Both Battlestar Galactica and District 9 are indeed dangerous fictions, and as we struggle to exorcise the horrors of the long, destructive, and ultimately failed project of European colonialism, we are the better for having them.


[1] Peter Nicholls, ‘The Monsters and the Critics’, in P. Nicholls (ed.), Explorations of the Marvelous (London: Fontana, 1978: pp. 170-196): 180, 183.

[2] Brian L. Ott, ‘(Re)Framing Fear: Equipment for Living in a Post-9/11 World’, in T. Potter and C. W. Marshall (eds.) Cylons in America: Critical Studies in Battlestar Galactica (London: Continuum, 2008: 13-26): 19.

[3] ‘Battlestar Expands Horizons: Sci-fi references to Middle East impress critics’, Calgary Herald, 7 October 2006: D4.

[4] Jameson, F. (with M. Reynolds and F. Rottensteiner), ‘Change, SF, and Marxism: Open or Closed Universes?’, Science Fiction Studies 1, 4 (1974): 275-276.

[5] Barry N. Malzberg, ‘The Number of the Beast’, in J. Gunn and M. Candelaria (eds.) Speculations on Speculation: Theories of Science Fiction (Toronto: The Scarecrow Press, 2005: 37-57): 40.

[6] Darko Suvin, ‘Estrangement and Cognition’, in J. Gunn and M. Candelaria (eds.) Speculations on Speculation: Theories of Science Fiction (Lanham, MD: The Scarecrow Press, INC, 2005: 23-36): 25.
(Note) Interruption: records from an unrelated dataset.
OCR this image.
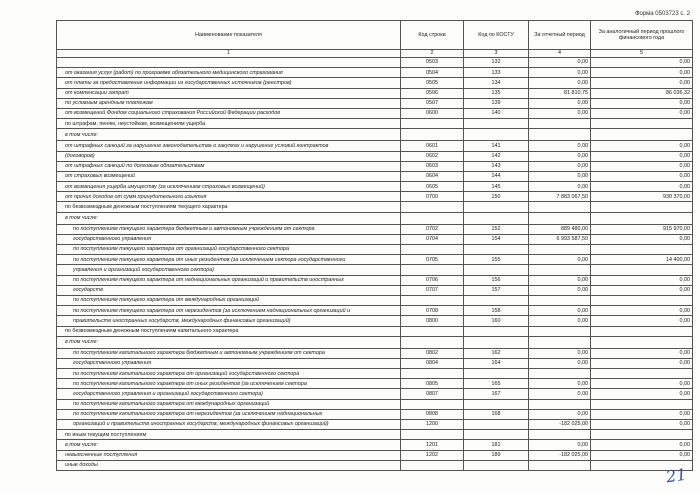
Форма 0503723 с. 2
Наименование показателя	Код строки	Код по КОСГУ	За отчетный период	За аналогичный период прошлого финансового года
1	2	3	4	5
	0503	132	0,00	0,00
от оказания услуг (работ) по программе обязательного медицинского страхования	0504	133	0,00	0,00
от платы за предоставление информации из государственных источников (реестров)	0505	134	0,00	0,00
от компенсации затрат	0506	135	81 810,75	86 036,32
по условным арендным платежам	0507	139	0,00	0,00
от возмещений Фондом социального страхования Российской Федерации расходов	0600	140	0,00	0,00
по штрафам, пеням, неустойкам, возмещениям ущерба				
в том числе:				
от штрафных санкций за нарушение законодательства о закупках и нарушение условий контрактов	0601	141	0,00	0,00
(договоров)	0602	142	0,00	0,00
от штрафных санкций по долговым обязательствам	0603	143	0,00	0,00
от страховых возмещений	0604	144	0,00	0,00
от возмещения ущерба имуществу (за исключением страховых возмещений)	0605	145	0,00	0,00
от прочих доходов от сумм принудительного изъятия	0700	150	7 883 067,50	930 370,00
по безвозмездным денежным поступлениям текущего характера				
в том числе:				
по поступлениям текущего характера бюджетным и автономным учреждениям от сектора	0702	152	889 480,00	915 970,00
государственного управления	0704	154	6 993 587,50	0,00
по поступлениям текущего характера от организаций государственного сектора				
по поступлениям текущего характера от иных резидентов (за исключением сектора государственного	0705	155	0,00	14 400,00
управления и организаций государственного сектора)				
по поступлениям текущего характера от наднациональных организаций и правительств иностранных	0706	156	0,00	0,00
государств	0707	157	0,00	0,00
по поступлениям текущего характера от международных организаций				
по поступлениям текущего характера от нерезидентов (за исключением наднациональных организаций и	0708	158	0,00	0,00
правительств иностранных государств, международных финансовых организаций)	0800	160	0,00	0,00
по безвозмездным денежным поступлениям капитального характера				
в том числе:				
по поступлениям капитального характера бюджетным и автономным учреждениям от сектора	0802	162	0,00	0,00
государственного управления	0804	164	0,00	0,00
по поступлениям капитального характера от организаций государственного сектора				
по поступлениям капитального характера от иных резидентов (за исключением сектора	0805	165	0,00	0,00
государственного управления и организаций государственного сектора)	0807	167	0,00	0,00
по поступлениям капитального характера от международных организаций				
по поступлениям капитального характера от нерезидентов (за исключением наднациональных	0808	168	0,00	0,00
организаций и правительств иностранных государств, международных финансовых организаций)	1200		-182 025,00	0,00
по иным текущим поступлениям				
в том числе:	1201	181	0,00	0,00
невыясненные поступления	1202	189	-182 025,00	0,00
иные доходы					21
[7] Suvin, ‘Estrangement’, 26.

[8] John Rieder, Colonialism and the Rise of Science Fiction (Middletown: Wesleyan University Press, 2008): 2.

[9] Rieder, Colonialism, 15.

[10] Magali Rennes, ‘Kiss Me, Now Die!’, in J. Steiff and T. D. Tamplin (eds.) Battlestar Galactica and Philosophy: Mission Accomplished or Mission Frakked Up? (Chicago: Open Court, 2008: 63-76): 75-76.